Captain Barton was amused one day at the discovery that his precocious daughter, who always eagerly encored his tales of conquerors and leaders, thought of their greatness in images of quite literal and realistic bigness. A president must, for instance, be as large as a house, and a vice-president as spacious as a barn door at the very least. But these somewhat crude conceptions did not put a check on the epic recitals of the retired officer, who, in the intervals of active service in plowed fields or in pastures where his thoroughbreds grazed with their mettlesome colts, liked to live over the days when he served under "Mad Anthony" Wayne in the Revolutionary War, and had a share in the thrilling adventures of the Western frontier.

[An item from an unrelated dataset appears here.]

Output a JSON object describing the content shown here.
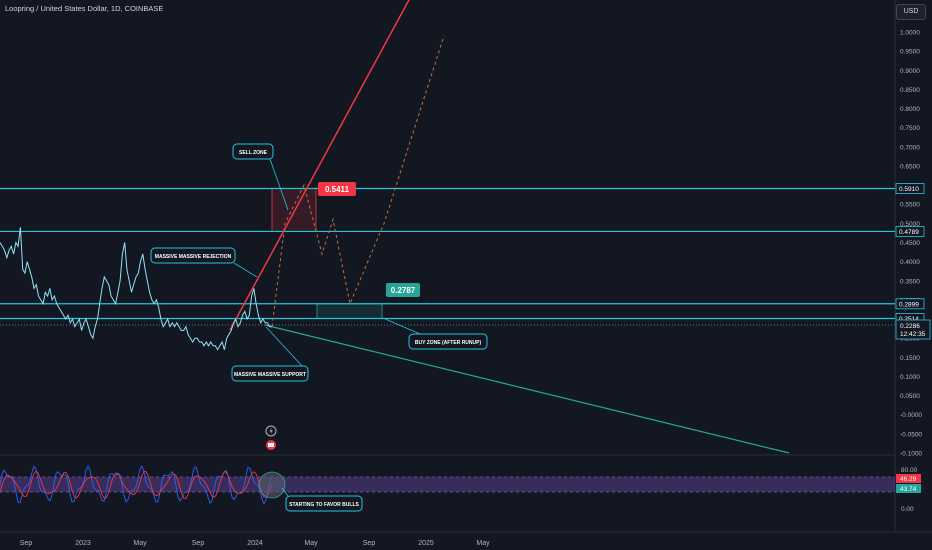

Clara was only five years old when Brother David taught her to ride. "Learning to ride is just learning a horse," said this daring youth, who was the "Buffalo Bill" of the surrounding country.
"How can I learn a horse, David?" quavered the child, as the high-spirited animals came whinnying to the pasture bars at her brother's call.
"Catch hold of his mane, Clara, and just feel the horse a part of yourself—the big half for the time being," said David, as he put her on the back of a colt that was broken only to bit and halter, and, easily springing on his favorite, held the reins of both in one hand, while he steadied the small sister with the other by seizing hold of one excited foot.
They went over the fields at a gallop that first day, and soon little Clara and her mount understood each other so well that her riding feats became almost as far-famed as those of her brother. The time came when her skill and confidence on horseback—her power to feel the animal she rode a part of herself and keep her place in any sort of saddle through night-long gallops—meant the saving of many lives.
David taught her many other practical things that helped to make her steady and self-reliant in the face of emergencies. She learned, for instance, to drive a nail straight, and to tie a knot that would hold. Eye and hand were trained to work together with quick decision that made for readiness and efficiency in dealing with a situation, whether it meant the packing of a box, or first-aid measures after an accident on the skating-pond.
She was always an outdoor child, with dogs, horses, and ducks for playfellows. The fuzzy ducklings were the best sort of dolls. Sometimes when wild ducks visited the pond and all her waddling favorites began to flap their wings excitedly, it seemed that her young heart felt, too, the call of large, free spaces.
"The only real fun is to do things," she used to say.
She rode after the cows, helped in the milking and churning, and followed her father about, dropping potatoes in their holes or helping weed the garden. Once, when the house was being painted, she begged to be allowed to assist in the work, even learning to grind the pigments and mix the colors. The family was at first amused and then amazed at the persistency of her application as day after day she donned her apron and fell to work.
They were not less astonished when she wanted to learn the work of the weavers in her brothers' satinet mills. At first, her mother refused this extraordinary request; but Stephen, who understood the intensity of her craving to do things, took her part; and at the end of her first week at the flying shuttle Clara had the satisfaction of finding that her cloth was passed as first-quality goods. Her career as a weaver was of short duration, however, owing to a fire which destroyed the mills.